Thursday, December 23, 2010

Big Dipper

The government statistical agency has just released economic growth statistics for the September 2010 quarter. The Christmas news is that GDP has declined by 0.2 percent.

The New Zealand economy peaked in the Dec 2007 quarter. The recession began in Mar 2008 quarter, a quarter earlier than in most other countries, because a serious drought affected our agriculture industries. The economy bottomed out in the March 2009 quarter after five quarters of recession, with GDP 3.5 percent below the peak. The banks in New Zealand had not got caught up with the subprime junk that contaminated the Northern Hemisphere, so the decline was not as big as in many other countries. The recession in the United States was almost twice as deep.

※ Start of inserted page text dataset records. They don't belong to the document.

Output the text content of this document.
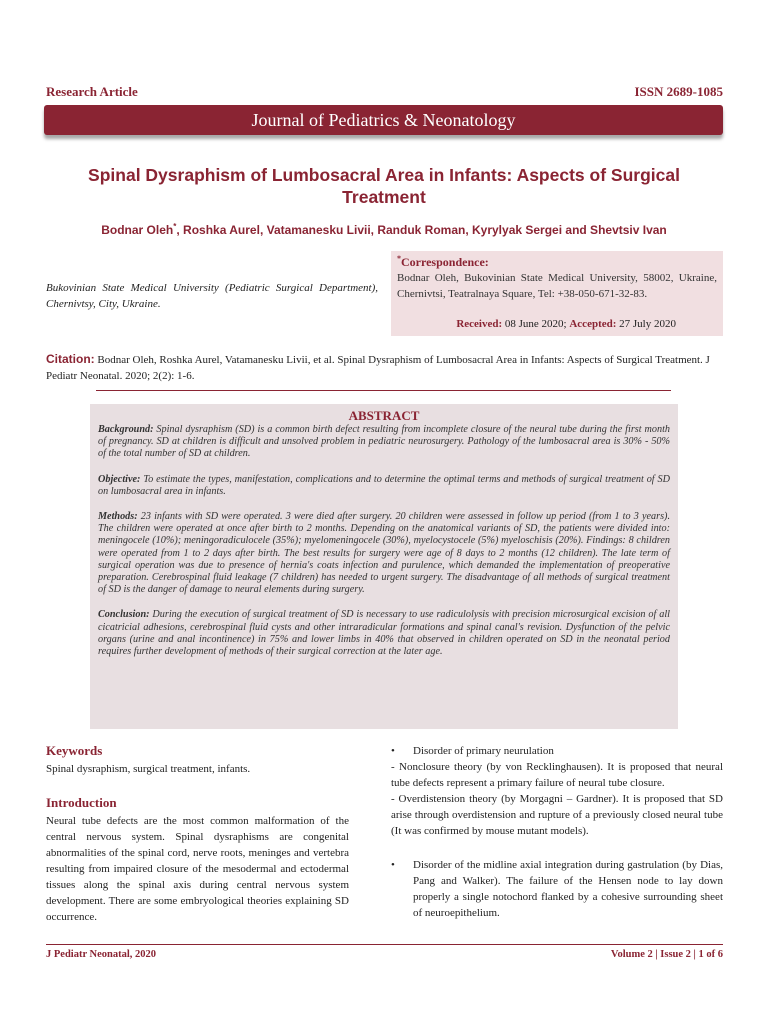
Research Article	ISSN 2689-1085
Journal of Pediatrics & Neonatology
Spinal Dysraphism of Lumbosacral Area in Infants: Aspects of Surgical Treatment
Bodnar Oleh*, Roshka Aurel, Vatamanesku Livii, Randuk Roman, Kyrylyak Sergei and Shevtsiv Ivan
Bukovinian State Medical University (Pediatric Surgical Department), Chernivtsy, City, Ukraine.
*Correspondence:
Bodnar Oleh, Bukovinian State Medical University, 58002, Ukraine, Chernivtsi, Teatralnaya Square, Tel: +38-050-671-32-83.
Received: 08 June 2020; Accepted: 27 July 2020
Citation: Bodnar Oleh, Roshka Aurel, Vatamanesku Livii, et al. Spinal Dysraphism of Lumbosacral Area in Infants: Aspects of Surgical Treatment. J Pediatr Neonatal. 2020; 2(2): 1-6.
ABSTRACT

Background: Spinal dysraphism (SD) is a common birth defect resulting from incomplete closure of the neural tube during the first month of pregnancy. SD at children is difficult and unsolved problem in pediatric neurosurgery. Pathology of the lumbosacral area is 30% - 50% of the total number of SD at children.

Objective: To estimate the types, manifestation, complications and to determine the optimal terms and methods of surgical treatment of SD on lumbosacral area in infants.

Methods: 23 infants with SD were operated. 3 were died after surgery. 20 children were assessed in follow up period (from 1 to 3 years). The children were operated at once after birth to 2 months. Depending on the anatomical variants of SD, the patients were divided into: meningocele (10%); meningoradiculocele (35%); myelomeningocele (30%), myelocystocele (5%) myeloschisis (20%). Findings: 8 children were operated from 1 to 2 days after birth. The best results for surgery were age of 8 days to 2 months (12 children). The late term of surgical operation was due to presence of hernia's coats infection and purulence, which demanded the implementation of preoperative preparation. Cerebrospinal fluid leakage (7 children) has needed to urgent surgery. The disadvantage of all methods of surgical treatment of SD is the danger of damage to neural elements during surgery.

Conclusion: During the execution of surgical treatment of SD is necessary to use radiculolysis with precision microsurgical excision of all cicatricial adhesions, cerebrospinal fluid cysts and other intraradicular formations and spinal canal's revision. Dysfunction of the pelvic organs (urine and anal incontinence) in 75% and lower limbs in 40% that observed in children operated on SD in the neonatal period requires further development of methods of their surgical correction at the later age.

Keywords
Spinal dysraphism, surgical treatment, infants.
Introduction
Neural tube defects are the most common malformation of the central nervous system. Spinal dysraphisms are congenital abnormalities of the spinal cord, nerve roots, meninges and vertebra resulting from impaired closure of the mesodermal and ectodermal tissues along the spinal axis during central nervous system development. There are some embryological theories explaining SD occurrence.
• Disorder of primary neurulation
- Nonclosure theory (by von Recklinghausen). It is proposed that neural tube defects represent a primary failure of neural tube closure.
- Overdistension theory (by Morgagni – Gardner). It is proposed that SD arise through overdistension and rupture of a previously closed neural tube (It was confirmed by mouse mutant models).
• Disorder of the midline axial integration during gastrulation (by Dias, Pang and Walker). The failure of the Hensen node to lay down properly a single notochord flanked by a cohesive surrounding sheet of neuroepithelium.
J Pediatr Neonatal, 2020	Volume 2 | Issue 2 | 1 of 6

Since the bottom of the recession, the economy has been recovering slowly, but now it has stumbled, with only half of what was lost being recovered. Our GDP is still 1.7 percent below what it was at the peak. The construction industry has not recovered and the retail sector is still struggling. The good news is that the NZ dollar has weakened over the last few months as speculators have withdrawn, and prices for dairy and meat products, which are a huge chunk of our exports, are at record highs. Unemployment is below 7 percent, so there is no reason why the 0.2 percent decline is a signal that things will get dramatically worse.

Some commentators are talking about a double dip depression. That is a bit misleading, because there is no indication that we are going into a massive decline. A better description would be a big dip.